All Fired Up

Once attention was finally focused on DCPL, it was inevitable that someone would clean house. In the last week, five top-level employees have been let go, ostensibly as a result of restructuring to facilitate the transition for new Library Director Ginnie Cooper, expected to start work on Monday (July 24). Interviews leading to the firings have been conducted by recently hired “transition” manager Larry King – a former DC Control Board associate of Library Trustee President John Hill, with unknown expertise in library arts and sciences. King’s recent round of head-chopping represents a further application of the corporate model favored by the Williams administration.

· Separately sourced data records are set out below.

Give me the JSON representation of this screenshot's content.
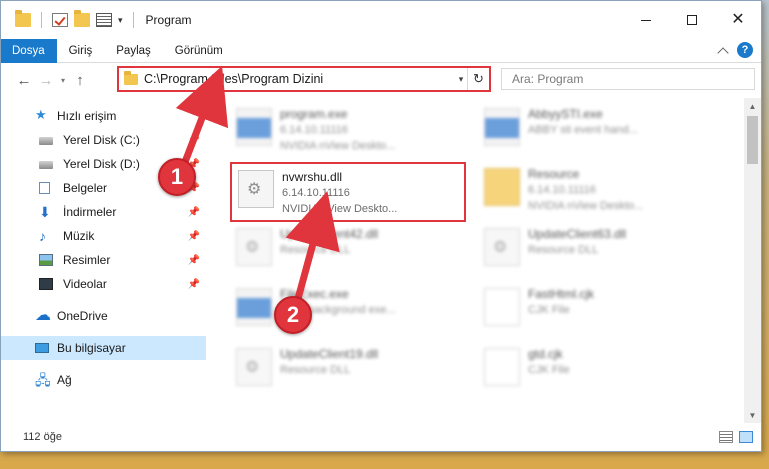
{
  "window": {
    "title": "Program"
  },
  "ribbon": {
    "tabs": [
      {
        "label": "Dosya"
      },
      {
        "label": "Giriş"
      },
      {
        "label": "Paylaş"
      },
      {
        "label": "Görünüm"
      }
    ],
    "help_label": "?"
  },
  "address": {
    "path": "C:\\Program Files\\Program Dizini",
    "search_placeholder": "Ara: Program"
  },
  "nav": {
    "items": [
      {
        "label": "Hızlı erişim",
        "icon": "star-icon"
      },
      {
        "label": "Yerel Disk (C:)",
        "icon": "drive-icon",
        "pinned": true
      },
      {
        "label": "Yerel Disk (D:)",
        "icon": "drive-icon",
        "pinned": true
      },
      {
        "label": "Belgeler",
        "icon": "document-icon",
        "pinned": true
      },
      {
        "label": "İndirmeler",
        "icon": "download-icon",
        "pinned": true
      },
      {
        "label": "Müzik",
        "icon": "music-icon",
        "pinned": true
      },
      {
        "label": "Resimler",
        "icon": "pictures-icon",
        "pinned": true
      },
      {
        "label": "Videolar",
        "icon": "video-icon",
        "pinned": true
      },
      {
        "label": "OneDrive",
        "icon": "cloud-icon"
      },
      {
        "label": "Bu bilgisayar",
        "icon": "computer-icon",
        "selected": true
      },
      {
        "label": "Ağ",
        "icon": "network-icon"
      }
    ]
  },
  "files": [
    {
      "name": "program.exe",
      "sub1": "6.14.10.11116",
      "sub2": "NVIDIA nView Deskto...",
      "icon": "app-file-icon"
    },
    {
      "name": "AbbyySTI.exe",
      "sub1": "ABBY sti event hand...",
      "sub2": "",
      "icon": "app-file-icon"
    },
    {
      "name": "nvwrshu.dll",
      "sub1": "6.14.10.11116",
      "sub2": "NVIDIA nView Deskto...",
      "icon": "dll-file-icon",
      "highlighted": true
    },
    {
      "name": "Resource",
      "sub1": "6.14.10.11116",
      "sub2": "NVIDIA nView Deskto...",
      "icon": "folder-icon"
    },
    {
      "name": "UpdateClient42.dll",
      "sub1": "Resource DLL",
      "sub2": "",
      "icon": "dll-file-icon"
    },
    {
      "name": "UpdateClient63.dll",
      "sub1": "Resource DLL",
      "sub2": "",
      "icon": "dll-file-icon"
    },
    {
      "name": "FileExec.exe",
      "sub1": "Abby background exe...",
      "sub2": "",
      "icon": "app-file-icon"
    },
    {
      "name": "FastHtml.cjk",
      "sub1": "CJK File",
      "sub2": "",
      "icon": "blank-file-icon"
    },
    {
      "name": "UpdateClient19.dll",
      "sub1": "Resource DLL",
      "sub2": "",
      "icon": "dll-file-icon"
    },
    {
      "name": "gtd.cjk",
      "sub1": "CJK File",
      "sub2": "",
      "icon": "blank-file-icon"
    }
  ],
  "status": {
    "count": "112 öğe"
  },
  "annotations": [
    {
      "number": "1"
    },
    {
      "number": "2"
    }
  ],
  "colors": {
    "accent": "#1979ca",
    "highlight": "#e0353d",
    "selected_nav": "#cce8ff"
  }
}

DC Library Renaissance Project has long held there is a high level of incompetence at DCPL. Therefore, we welcome changes in management. Before endorsing the shakeups, however, we want to acknowledge that a major reason behind DCPL’s poor performance goes beyond personnel to the Board of Library Trustees.

The Trustees, all mayoral appointees, have left DCPL adrift for more than three years. Since the departure of Library Director Molly Raphael in 2003, the Trustees have hired only “interim” directors, thus ensuring there would be no real day-to-day leadership for the large, complex institution that is the DC Public Library. Without a permanent director backed by the Trustees, it is difficult to maintain order, let alone improve a situation. Three years of interim directors is a failure by the Board of Library Trustees to carry out one of its most basic charges.

The decision to terminate employees may have been “authorized” by recently designated Acting Director Ellen Flaherty, as Hill stated to the Washington Post (7/20/06, Metro, page 2), but it came only after King had completed his interviews. Flaherty, temporarily elevated from Director of Human Resources for DCPL, at the same time King came on board, must have had her hands tied before, because the termin-ees were all employees of long standing.

For her sake, we hope Flaherty doesn’t get the axe from the Trustees as most recent interim director Francis Buckley did – by email, no less – after he dutifully represented the Trustees to the public and to City Council on the subject of the abandonment of MLK, the granting to DCPL of independent procurement authority, and other aspects of the Trustees’ transformation plan.

And in fact, we understand that there are no routine personnel reviews conducted, no standard operating procedures in place, and no program plan for DCPL. The development and implementation of such should have mandated by the Trustees in performance of their oversight duties. Direct intervention in the basic running of an institution should not be the purview of its Board of Trustees, but in this case, since they had failed to provide an executive for so many years, the Trustees had little choice but to take on the executive role and order the shake-ups.

After three years, the sudden switch to an action-oriented agenda further traumatizes staff who have been kept in the dark, along with the public, about the future of their library. Staff was not included in the research and writing of the Mayor’s Blue Ribbon Task Force on Libraries draft report. And a 40-point program plan for DCPL is secret to everyone except architect James Polshek, who has been speaking on behalf of the Mayor’s iconic new central library, and who revealed the existence of the plan but none of its content at the June 15 City Council hearing about the Mayor’s legislation to lease the MLK building.

No one would deny that changes needed to be made at DCPL staff-wise, but the Mayor and Trustees should bear in mind that the public holds them responsible for DCPL having devolved to the present deleterious state. The public confidence is not easy to restore. And leaving the public out of all planning, as the Trustees have assiduously and successfully endeavored so far, in spite of repeated criticism, is not the way to earn it back.

Carrying out these firings now leaves the new director without blood on her hands. That is probably a good thing for her and for the future of DCPL. Only time will tell if Cooper is the professional DCPL needs to retrieve it from the wretched state into which it has fallen, and over which the trustees have presided. Incoming Library Director Cooper has a gargantuan job to right this ship, but the cleaning of the Augean stables has been begun by the Trustees.